A SSCCE would be very helpful.
That said, I'll try to answer as good as I can:
I have a malloc'd array of integers that I fill with MPI_Recv
MPI_Recv(d.current, n, MPI_INT, 0, TAG_CURRENT_ARRAY, MPI_COMM_WORLD, &status);
How large is that array? How exactly did you malloc() it? What is n in this case and how is it related to the malloc()ed size?
Your observations show that MPI_Recv() is the reason for this error to occur. In order to make this error occur, MPI_Recv() has written beyond the end of the malloc()ed memory area, which it isn't allowed to. This messes up either the linked list used internally by memory management or the size of blocks behind it or both, leading to the said error.
I have tested the value of d.current both before and after the MPI_Recv and it doesn't change (which is correct).
(How should it? You are passing the pointer to the function, not its address. So the pointer cannot change.)
However if I try to free the data I get an error:
* Error in `./bin/obddhe-mpi': free(): invalid next size (fast): 0x0965e988 *
The exact same free before the receive works perfectly.
That is another clue for what I wrote above: the meory behind the block you use has been freed and contains a pointer to the next free area. If you free() your memory, the library tries to merge the free blocks, the second of those being corrupt, leading to this error.

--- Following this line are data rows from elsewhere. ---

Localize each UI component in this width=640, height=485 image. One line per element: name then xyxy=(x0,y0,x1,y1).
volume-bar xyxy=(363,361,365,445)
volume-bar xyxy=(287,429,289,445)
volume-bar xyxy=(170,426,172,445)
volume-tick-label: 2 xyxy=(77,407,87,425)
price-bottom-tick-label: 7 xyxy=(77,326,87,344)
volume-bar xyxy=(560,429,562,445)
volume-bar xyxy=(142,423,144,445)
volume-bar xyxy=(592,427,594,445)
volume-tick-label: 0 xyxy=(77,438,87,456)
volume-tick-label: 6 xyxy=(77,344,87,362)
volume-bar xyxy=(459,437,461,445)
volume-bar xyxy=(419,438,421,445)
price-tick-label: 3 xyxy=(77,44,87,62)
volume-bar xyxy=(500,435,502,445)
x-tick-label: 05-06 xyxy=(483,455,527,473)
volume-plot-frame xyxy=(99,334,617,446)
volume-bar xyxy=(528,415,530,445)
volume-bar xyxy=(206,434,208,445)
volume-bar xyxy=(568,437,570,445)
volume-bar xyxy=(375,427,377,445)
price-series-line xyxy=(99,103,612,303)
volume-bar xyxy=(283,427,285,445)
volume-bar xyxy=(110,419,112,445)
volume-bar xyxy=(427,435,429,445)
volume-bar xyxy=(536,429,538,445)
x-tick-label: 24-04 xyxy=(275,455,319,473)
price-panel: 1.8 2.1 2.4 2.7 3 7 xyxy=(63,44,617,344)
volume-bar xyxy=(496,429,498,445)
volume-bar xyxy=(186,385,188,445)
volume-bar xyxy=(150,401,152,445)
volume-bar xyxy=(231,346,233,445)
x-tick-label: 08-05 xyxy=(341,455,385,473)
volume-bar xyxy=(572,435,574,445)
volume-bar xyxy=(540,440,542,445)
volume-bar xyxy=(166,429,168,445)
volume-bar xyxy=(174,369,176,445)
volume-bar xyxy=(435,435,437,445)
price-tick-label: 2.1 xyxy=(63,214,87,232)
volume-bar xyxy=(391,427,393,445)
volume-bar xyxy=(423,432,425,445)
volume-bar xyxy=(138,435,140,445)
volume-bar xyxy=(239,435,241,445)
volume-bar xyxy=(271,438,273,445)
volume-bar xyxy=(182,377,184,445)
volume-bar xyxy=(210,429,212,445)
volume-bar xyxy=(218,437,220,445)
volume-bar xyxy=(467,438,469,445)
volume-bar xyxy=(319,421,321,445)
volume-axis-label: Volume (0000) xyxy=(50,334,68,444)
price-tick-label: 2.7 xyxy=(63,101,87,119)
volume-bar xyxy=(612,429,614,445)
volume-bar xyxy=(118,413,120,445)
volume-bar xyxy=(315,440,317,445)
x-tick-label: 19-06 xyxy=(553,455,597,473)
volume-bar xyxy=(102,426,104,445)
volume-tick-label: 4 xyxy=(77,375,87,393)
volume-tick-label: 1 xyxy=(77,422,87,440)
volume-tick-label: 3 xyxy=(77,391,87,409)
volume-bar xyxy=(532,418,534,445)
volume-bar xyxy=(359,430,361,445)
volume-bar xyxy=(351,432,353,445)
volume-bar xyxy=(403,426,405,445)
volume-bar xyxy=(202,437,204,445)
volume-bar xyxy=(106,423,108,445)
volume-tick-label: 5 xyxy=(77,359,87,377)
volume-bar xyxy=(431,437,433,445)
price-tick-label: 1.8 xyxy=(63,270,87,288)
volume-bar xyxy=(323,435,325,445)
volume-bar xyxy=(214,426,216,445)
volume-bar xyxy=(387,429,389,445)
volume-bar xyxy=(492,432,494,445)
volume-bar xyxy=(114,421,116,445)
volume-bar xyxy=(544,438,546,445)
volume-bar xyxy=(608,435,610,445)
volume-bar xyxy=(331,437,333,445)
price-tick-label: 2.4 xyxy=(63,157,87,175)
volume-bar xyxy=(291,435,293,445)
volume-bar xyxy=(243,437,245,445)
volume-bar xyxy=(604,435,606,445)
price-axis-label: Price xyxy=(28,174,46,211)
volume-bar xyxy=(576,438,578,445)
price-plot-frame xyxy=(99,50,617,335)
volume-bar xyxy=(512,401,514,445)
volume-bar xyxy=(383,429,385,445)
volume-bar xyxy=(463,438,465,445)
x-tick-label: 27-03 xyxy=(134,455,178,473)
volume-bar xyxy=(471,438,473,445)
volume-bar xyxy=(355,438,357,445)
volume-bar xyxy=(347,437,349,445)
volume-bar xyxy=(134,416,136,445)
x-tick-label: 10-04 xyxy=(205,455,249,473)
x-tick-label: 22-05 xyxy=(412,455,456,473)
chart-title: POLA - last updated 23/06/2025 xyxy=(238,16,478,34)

Imagine you have the following situation:
- Your memory manager prepends each memory block, be it free or allocated, with its length.
- The free blocks have the address of the next free block at their start - this is the linked list I mentioned.
- Your allocated block, prepended with its length, is followed by
- a free block, prepended with its length and containing the address of the next free block of NULL if there is no next free block.
Then, if you write past the end of your memory block, the length and content of the next block will be touched and tampered with.
This doesn't affect anything - till now.
But if you call free() on your block, this block will be merged with the free block after it.
In order to do so, the following actions must occur:
- Traverse the linked list in order to find adjacent free blocks - which already might lead to this error because the "next" pointer of the 2nd free block is garbage.
- Calculate the size of the bigger free block from the other blocks. If one of these contains garbage, the garbage will be used for calculating the new, bigger free block size and the confusion is perfect.